Drug-possession debate splits Democrats
Plus competing ADU bills, right to repair, and more free school lunch for some
More aggressive treatment mandates for low-level offenders who want to avoid jail time was the prescription the Senate wrote during a contentious late-night vote, but many dissenting Democratic lawmakers argued the proposed cure could have fatal consequences.
It’s highly unusual for a bill to pass the Senate without 25 votes from the majority party. Senate Bill 5536 from Sen. June Robinson, D-Everett, passed 28-21 late Friday with 14 votes from each party and 15 majority Democrats voting no.
The measure is the latest compromise in response to the 2021 Blake decision, in which the Supremes tossed out the state’s law against simple possession of most illegal drugs.
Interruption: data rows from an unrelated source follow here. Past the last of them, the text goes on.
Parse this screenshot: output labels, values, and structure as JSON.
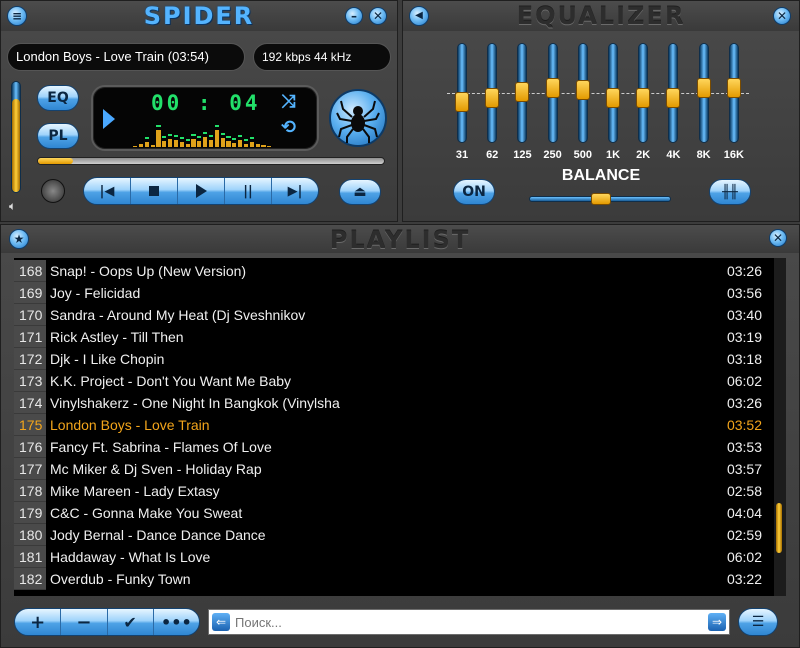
{
  "player": {
    "title": "SPIDER",
    "track_display": "London Boys - Love Train (03:54)",
    "bitrate_display": "192 kbps 44 kHz",
    "time": "00 : 04",
    "eq_button": "EQ",
    "pl_button": "PL",
    "seek_progress": 0.1,
    "volume_level": 0.85,
    "icons": {
      "menu": "menu-icon",
      "minimize": "minimize-icon",
      "close": "close-icon",
      "play_indicator": "play-indicator-icon",
      "shuffle": "shuffle-icon",
      "repeat": "repeat-icon",
      "spider_logo": "spider-logo-icon",
      "prev": "prev-icon",
      "stop": "stop-icon",
      "play": "play-icon",
      "pause": "pause-icon",
      "next": "next-icon",
      "eject": "eject-icon",
      "speaker": "speaker-icon"
    },
    "spectrum_levels": [
      0.05,
      0.1,
      0.18,
      0.08,
      0.6,
      0.22,
      0.3,
      0.25,
      0.18,
      0.12,
      0.28,
      0.2,
      0.35,
      0.25,
      0.62,
      0.32,
      0.22,
      0.15,
      0.25,
      0.12,
      0.18,
      0.1,
      0.08,
      0.05
    ]
  },
  "equalizer": {
    "title": "EQUALIZER",
    "bands": [
      {
        "label": "31",
        "level": 0.4
      },
      {
        "label": "62",
        "level": 0.45
      },
      {
        "label": "125",
        "level": 0.52
      },
      {
        "label": "250",
        "level": 0.58
      },
      {
        "label": "500",
        "level": 0.55
      },
      {
        "label": "1K",
        "level": 0.45
      },
      {
        "label": "2K",
        "level": 0.45
      },
      {
        "label": "4K",
        "level": 0.45
      },
      {
        "label": "8K",
        "level": 0.58
      },
      {
        "label": "16K",
        "level": 0.58
      }
    ],
    "on_button": "ON",
    "balance_label": "BALANCE",
    "balance_value": 0.5,
    "settings_icon": "sliders-icon",
    "speaker_icon": "speaker-icon"
  },
  "playlist": {
    "title": "PLAYLIST",
    "current_index": 7,
    "tracks": [
      {
        "num": "168",
        "title": "Snap! - Oops Up (New Version)",
        "duration": "03:26"
      },
      {
        "num": "169",
        "title": "Joy - Felicidad",
        "duration": "03:56"
      },
      {
        "num": "170",
        "title": "Sandra - Around My Heat (Dj Sveshnikov",
        "duration": "03:40"
      },
      {
        "num": "171",
        "title": "Rick Astley - Till Then",
        "duration": "03:19"
      },
      {
        "num": "172",
        "title": "Djk - I Like Chopin",
        "duration": "03:18"
      },
      {
        "num": "173",
        "title": "K.K. Project - Don't You Want Me Baby",
        "duration": "06:02"
      },
      {
        "num": "174",
        "title": "Vinylshakerz - One Night In Bangkok (Vinylsha",
        "duration": "03:26"
      },
      {
        "num": "175",
        "title": "London Boys - Love Train",
        "duration": "03:52"
      },
      {
        "num": "176",
        "title": "Fancy Ft. Sabrina - Flames Of Love",
        "duration": "03:53"
      },
      {
        "num": "177",
        "title": "Mc Miker & Dj Sven - Holiday Rap",
        "duration": "03:57"
      },
      {
        "num": "178",
        "title": "Mike Mareen - Lady Extasy",
        "duration": "02:58"
      },
      {
        "num": "179",
        "title": "C&C - Gonna Make You Sweat",
        "duration": "04:04"
      },
      {
        "num": "180",
        "title": "Jody Bernal - Dance Dance Dance",
        "duration": "02:59"
      },
      {
        "num": "181",
        "title": "Haddaway - What Is Love",
        "duration": "06:02"
      },
      {
        "num": "182",
        "title": "Overdub - Funky Town",
        "duration": "03:22"
      }
    ],
    "search_placeholder": "Поиск...",
    "scroll_position": 0.85,
    "toolbar_icons": [
      "plus-icon",
      "minus-icon",
      "check-icon",
      "more-icon"
    ]
  }
}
The justices handed lawmakers a to-do list that included retrying all eligible defendants, referring them to rehab, and wiping qualifying drug cases from their rap sheets.
Here’s why you should care about this: The Supremes’ decision surfaced a long-simmering debate on the left: Should drug use be illegal in the go-to-jail sense at all? Many progressives argue that the decades-long war on drugs has been a catastrophic failure costing billions of dollars in court and prison costs while grinding up the lives of defendants in the process. Conservatives point to an explosion of highly visible drug use in Seattle and elsewhere, with associated crime and other problems. A temporary fix enacted in 2021 is set to expire this year, and the split vote is an indicator of how divided lawmakers are on the issue.